Unfortunately, your high-calorie nutrition plan, to support arduous peak-season training and racing, tends to carry to the off-season. No longer do you have the luxury to eat a little extra during the day because you can't just "burn it off in training." In the off-season, you want to give your body a break from structured training, so you can stick to an exercise plan that will boost the metabolism without a sense of monotony.
As you choose to exercise on a daily basis in order to burn calories, it is important that you aren't just exercising in order eat whatever you want. Exercise is only one part of losing weight in the off-season.

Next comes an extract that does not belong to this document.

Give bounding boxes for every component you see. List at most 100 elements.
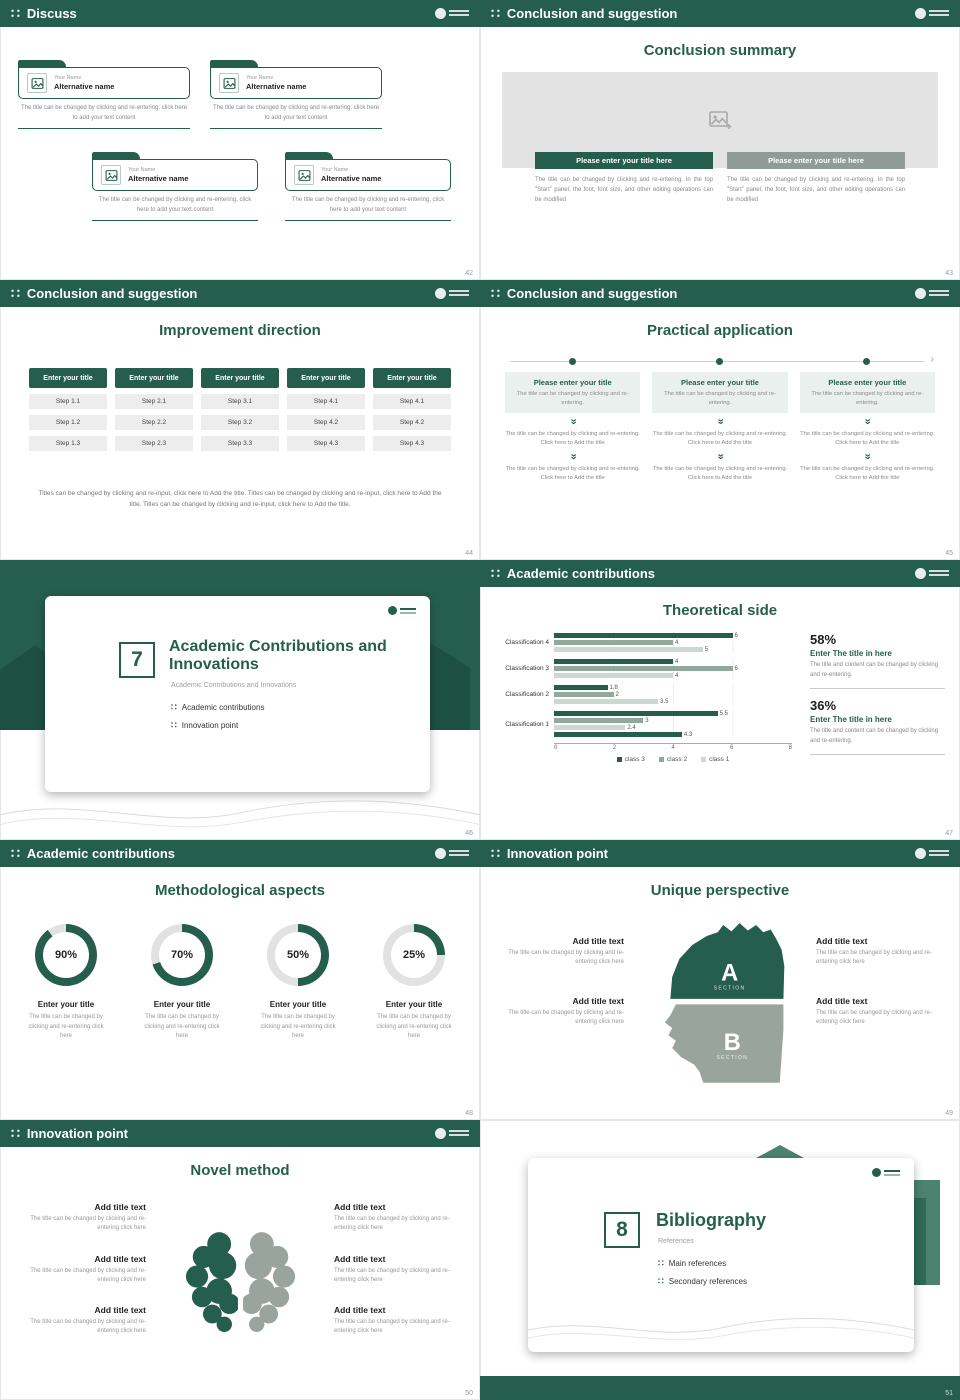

Find foods that leave you feeling satisfied and not stuffed. One less serving a day, or 300-400 fewer calories, may be the missing link to losing those stubborn five to ten pounds. When grocery shopping, check food labels to find foods that have less than 150 calories per serving, so you don't go overboard on meal and snack calories.
When struggling to find the best heart-healthy foods in your supermarket, use your best judgment, and a little nutrition knowledge, to find the healthiest options. And, when there isn't a healthy option, think twice about buying that food. Unfortunately, there is no healthy alternative to double-stuffed Oreos (and no, regular Oreos do not count).
When planning your meals and snacks, it is important to prioritize low-calorie, low-sugar and low-fat, portioned-controlled foods to complement foods high in protein and complex carbohydrates. Furthermore, a colorful diet with a variety of wholesome and natural foods will ensure you are meeting all calorie recommendations without eating an excessive amount of calories.
In the off-season, don't be afraid to go to bed a little hungry. Start your day with a filling breakfast and try to eat fruits and veggies for your snacks. If you appreciate a calorie-controlled diet, you will not only create a lifetime of healthy eating, but you will also go into the racing season with a more efficient body.